Rinforza. La cima di un albero percorre il profilo del frangiflutto. Una barca dirige in porto. Sta scendendo il sole. Ho un brivido. È il vento. Sun Odissey 43. È all'ingresso, adesso. Verde a destra, rosso a sinistra. Una raffica le punge il fianco. Avanza. Viene verso di me. Dove finisce il molo. C'è posto. È sola. La prua vira. Manovra. Attraccherà di poppa. Motore indietro. Elica sinistrorsa. Vorrei aiutare. Forse. Ancora non ho deciso, vedrò. Adesso indietro. Piano. Sono in quattro. Si bastano. Però c'è il vento. Due sono donne. Ragazze. Devo decidere adesso se aiutare o no. La barca si sta già intraversando. Ho deciso. Mi chino. Afferro la catena del corpo morto e recupero. La poppa è vicina. Porgo la trappa. L'uncino di un mezzo marinaio la aggancia. Presa. Un giovane biondo corre veloce a prua. Il timoniere mi lancia una delle cime di poppa. A doppino. Io so come fare. Me lo ricordo. Mi ricordo tutto. Avvolgo la cima alla bitta. Bandiera inglese.
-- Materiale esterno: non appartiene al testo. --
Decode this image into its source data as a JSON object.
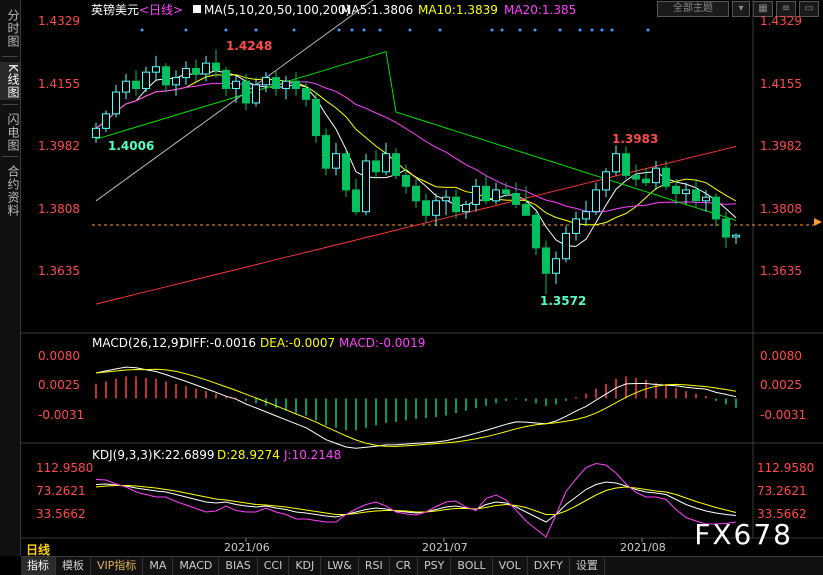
{
  "sidebar": {
    "tabs": [
      {
        "label": "分时图"
      },
      {
        "label": "K线图",
        "active": true
      },
      {
        "label": "闪电图"
      },
      {
        "label": "合约资料"
      }
    ]
  },
  "header": {
    "symbol": "英镑美元",
    "period": "<日线>",
    "ma_label": "MA(5,10,20,50,100,200)",
    "ma5": "MA5:1.3806",
    "ma10": "MA10:1.3839",
    "ma20": "MA20:1.385",
    "theme_label": "全部主题"
  },
  "price_axis": {
    "left_ticks": [
      "1.4329",
      "1.4155",
      "1.3982",
      "1.3808",
      "1.3635"
    ],
    "right_ticks": [
      "1.4329",
      "1.4155",
      "1.3982",
      "1.3808",
      "1.3635"
    ]
  },
  "annotations": {
    "high": "1.4248",
    "start_low": "1.4006",
    "low": "1.3572",
    "swing_high": "1.3983"
  },
  "macd": {
    "title": "MACD(26,12,9)",
    "diff": "DIFF:-0.0016",
    "dea": "DEA:-0.0007",
    "macd": "MACD:-0.0019",
    "ticks": [
      "0.0080",
      "0.0025",
      "-0.0031"
    ]
  },
  "kdj": {
    "title": "KDJ(9,3,3)",
    "k": "K:22.6899",
    "d": "D:28.9274",
    "j": "J:10.2148",
    "ticks": [
      "112.9580",
      "73.2621",
      "33.5662"
    ]
  },
  "time_axis": [
    "2021/06",
    "2021/07",
    "2021/08"
  ],
  "period_label": "日线",
  "bottom_tabs": [
    "指标",
    "模板",
    "VIP指标",
    "MA",
    "MACD",
    "BIAS",
    "CCI",
    "KDJ",
    "LW&",
    "RSI",
    "CR",
    "PSY",
    "BOLL",
    "VOL",
    "DXFY",
    "设置"
  ],
  "watermark": "FX678",
  "colors": {
    "up": "#54ffff",
    "down": "#00c060",
    "ma5": "#ffffff",
    "ma10": "#ffff00",
    "ma20": "#ff40ff",
    "ma50": "#00e000",
    "ma100": "#bbbbbb",
    "ma200": "#ff3333",
    "price_label": "#ff4a4a"
  },
  "chart_data": {
    "type": "candlestick",
    "candles": [
      [
        1.4005,
        1.4045,
        1.399,
        1.403
      ],
      [
        1.403,
        1.408,
        1.402,
        1.407
      ],
      [
        1.407,
        1.415,
        1.406,
        1.413
      ],
      [
        1.413,
        1.418,
        1.411,
        1.416
      ],
      [
        1.416,
        1.419,
        1.412,
        1.414
      ],
      [
        1.414,
        1.42,
        1.413,
        1.4185
      ],
      [
        1.4185,
        1.423,
        1.416,
        1.42
      ],
      [
        1.42,
        1.421,
        1.413,
        1.415
      ],
      [
        1.415,
        1.419,
        1.412,
        1.417
      ],
      [
        1.417,
        1.4215,
        1.415,
        1.4195
      ],
      [
        1.4195,
        1.422,
        1.416,
        1.418
      ],
      [
        1.418,
        1.423,
        1.416,
        1.421
      ],
      [
        1.421,
        1.4248,
        1.417,
        1.419
      ],
      [
        1.419,
        1.42,
        1.412,
        1.414
      ],
      [
        1.414,
        1.4175,
        1.41,
        1.416
      ],
      [
        1.416,
        1.418,
        1.408,
        1.41
      ],
      [
        1.41,
        1.417,
        1.409,
        1.415
      ],
      [
        1.415,
        1.4185,
        1.413,
        1.417
      ],
      [
        1.417,
        1.419,
        1.412,
        1.414
      ],
      [
        1.414,
        1.4175,
        1.411,
        1.416
      ],
      [
        1.416,
        1.4185,
        1.412,
        1.414
      ],
      [
        1.414,
        1.416,
        1.409,
        1.411
      ],
      [
        1.411,
        1.413,
        1.399,
        1.401
      ],
      [
        1.401,
        1.403,
        1.39,
        1.392
      ],
      [
        1.392,
        1.399,
        1.39,
        1.396
      ],
      [
        1.396,
        1.397,
        1.384,
        1.386
      ],
      [
        1.386,
        1.389,
        1.379,
        1.38
      ],
      [
        1.38,
        1.396,
        1.379,
        1.394
      ],
      [
        1.394,
        1.397,
        1.389,
        1.391
      ],
      [
        1.391,
        1.399,
        1.39,
        1.396
      ],
      [
        1.396,
        1.3975,
        1.389,
        1.39
      ],
      [
        1.39,
        1.393,
        1.385,
        1.387
      ],
      [
        1.387,
        1.389,
        1.381,
        1.383
      ],
      [
        1.383,
        1.385,
        1.377,
        1.379
      ],
      [
        1.379,
        1.385,
        1.376,
        1.383
      ],
      [
        1.383,
        1.386,
        1.379,
        1.384
      ],
      [
        1.384,
        1.386,
        1.378,
        1.38
      ],
      [
        1.38,
        1.383,
        1.378,
        1.382
      ],
      [
        1.382,
        1.389,
        1.38,
        1.387
      ],
      [
        1.387,
        1.39,
        1.382,
        1.383
      ],
      [
        1.383,
        1.388,
        1.382,
        1.386
      ],
      [
        1.386,
        1.388,
        1.384,
        1.385
      ],
      [
        1.385,
        1.388,
        1.381,
        1.382
      ],
      [
        1.382,
        1.387,
        1.379,
        1.379
      ],
      [
        1.379,
        1.38,
        1.368,
        1.37
      ],
      [
        1.37,
        1.372,
        1.3572,
        1.363
      ],
      [
        1.363,
        1.369,
        1.36,
        1.367
      ],
      [
        1.367,
        1.376,
        1.366,
        1.374
      ],
      [
        1.374,
        1.38,
        1.372,
        1.378
      ],
      [
        1.378,
        1.383,
        1.376,
        1.38
      ],
      [
        1.38,
        1.388,
        1.379,
        1.386
      ],
      [
        1.386,
        1.392,
        1.384,
        1.391
      ],
      [
        1.391,
        1.3983,
        1.39,
        1.396
      ],
      [
        1.396,
        1.398,
        1.389,
        1.39
      ],
      [
        1.39,
        1.393,
        1.387,
        1.389
      ],
      [
        1.389,
        1.392,
        1.387,
        1.388
      ],
      [
        1.388,
        1.394,
        1.386,
        1.392
      ],
      [
        1.392,
        1.394,
        1.386,
        1.387
      ],
      [
        1.387,
        1.389,
        1.382,
        1.385
      ],
      [
        1.385,
        1.388,
        1.382,
        1.386
      ],
      [
        1.386,
        1.389,
        1.381,
        1.383
      ],
      [
        1.383,
        1.386,
        1.38,
        1.384
      ],
      [
        1.384,
        1.385,
        1.376,
        1.378
      ],
      [
        1.378,
        1.38,
        1.37,
        1.373
      ],
      [
        1.373,
        1.374,
        1.371,
        1.3735
      ]
    ],
    "ylim": [
      1.354,
      1.434
    ],
    "macd_hist": [
      0.003,
      0.0035,
      0.004,
      0.0045,
      0.0045,
      0.0042,
      0.004,
      0.0035,
      0.003,
      0.0025,
      0.002,
      0.0015,
      0.001,
      0.0005,
      0.0002,
      -0.0005,
      -0.001,
      -0.0015,
      -0.002,
      -0.0025,
      -0.003,
      -0.0035,
      -0.0045,
      -0.0055,
      -0.006,
      -0.0065,
      -0.0065,
      -0.006,
      -0.0055,
      -0.005,
      -0.0048,
      -0.0045,
      -0.0042,
      -0.004,
      -0.0038,
      -0.0035,
      -0.003,
      -0.0025,
      -0.002,
      -0.0015,
      -0.001,
      -0.0005,
      -0.0002,
      -0.0005,
      -0.001,
      -0.0015,
      -0.0012,
      -0.0005,
      0.0003,
      0.001,
      0.002,
      0.003,
      0.004,
      0.0045,
      0.0042,
      0.0038,
      0.0032,
      0.0027,
      0.0022,
      0.0015,
      0.001,
      0.0005,
      -0.0005,
      -0.0012,
      -0.0019
    ],
    "macd_ylim": [
      -0.0085,
      0.0095
    ],
    "kdj_k": [
      85,
      86,
      84,
      82,
      78,
      75,
      72,
      70,
      65,
      60,
      55,
      50,
      48,
      50,
      45,
      42,
      40,
      42,
      38,
      35,
      30,
      28,
      25,
      22,
      20,
      25,
      30,
      35,
      38,
      36,
      32,
      30,
      28,
      30,
      35,
      40,
      42,
      38,
      35,
      45,
      50,
      48,
      40,
      30,
      20,
      10,
      25,
      45,
      60,
      75,
      85,
      90,
      88,
      82,
      75,
      70,
      68,
      65,
      55,
      45,
      38,
      32,
      28,
      25,
      23
    ],
    "kdj_d": [
      80,
      82,
      83,
      83,
      82,
      80,
      78,
      75,
      72,
      68,
      64,
      60,
      56,
      54,
      51,
      48,
      45,
      44,
      42,
      40,
      37,
      34,
      31,
      28,
      25,
      25,
      27,
      30,
      32,
      33,
      33,
      32,
      30,
      30,
      32,
      35,
      37,
      37,
      36,
      39,
      43,
      45,
      43,
      39,
      32,
      25,
      25,
      32,
      42,
      53,
      64,
      73,
      78,
      80,
      78,
      75,
      72,
      70,
      65,
      58,
      51,
      45,
      39,
      34,
      29
    ],
    "kdj_j": [
      95,
      94,
      86,
      80,
      70,
      65,
      60,
      60,
      51,
      44,
      37,
      30,
      32,
      42,
      33,
      30,
      30,
      38,
      30,
      25,
      16,
      16,
      13,
      10,
      10,
      25,
      36,
      45,
      50,
      42,
      30,
      26,
      24,
      30,
      41,
      50,
      52,
      40,
      33,
      57,
      64,
      54,
      34,
      12,
      -4,
      -20,
      25,
      71,
      96,
      119,
      127,
      124,
      108,
      86,
      69,
      60,
      60,
      55,
      35,
      19,
      12,
      6,
      6,
      7,
      10
    ]
  }
}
Rilancio. È ferma. Gadabout. Il motore continua a girare. Girerà ancora per un po'. Poi qualcuno lo spegnerà. C'è rimasta l'altra cima di poppa da assicurare all'anello della catena. Adesso è a posto. Sono stati bravi. Non hanno gridato. Sicuri. Ordinati. Tutti vestiti. Le vele a riposo. La randa coperta, il fiocco ben avvolto. Le cime rifatte. Hanno le facce serie. Le ragazze sono sorelle. Il giovane è il fidanzato di una delle due. Sono tutti biondi tranne il timoniere. Il padre delle ragazze. Ha la barba. Sulla sessantina. È più disteso adesso. Ringrazia. Verifica le cime d'ormeggio. Sono tutti scalzi. Una delle ragazze porta un anello d'argento a un dito del piede. Dita lunghe. Sono magre tutte e due. Portano dei top colorati. Dei prendisole. Hanno i capelli legati. Anche il ragazzo ha i capelli lunghi. Coda di cavallo e accento stretto.
Mi allontano. La banchina è finita. Non si può andare avanti. Torno indietro. I capelli mi giocano al vento. Con la mano li schiaccio. Sospiro. Sorrido. Il faro è in funzione. I due pescatori. La canna si piega. Ha abboccato. È grosso. Tira forte. Non molla. Si avvicina l'ora migliore. Non ho cenato. Non ho fame. Non ancora. Più tardi mangerò una crêpe. Zucchero e limone. Alla Crêperie du Port. Insegna luminosa gialla. Mi fanno male i piedi. Le scarpe. Le ho lasciate sulla banchina davanti alla barca. Le avevo posate a terra, per aiutare. Le ho dimenticate. Non mi importa. Anche scalza andrà bene. Non tornerò indietro. Sono costretta a voltarmi, però. Qualcuno chiama. Me. Forse.
- Madam! Your shoes!
Ha in mano le mie scarpe. Sorride. Ringrazio. Gli guardo la barba. È folta. Gadabout. Non so che vuol dire. È scalzo.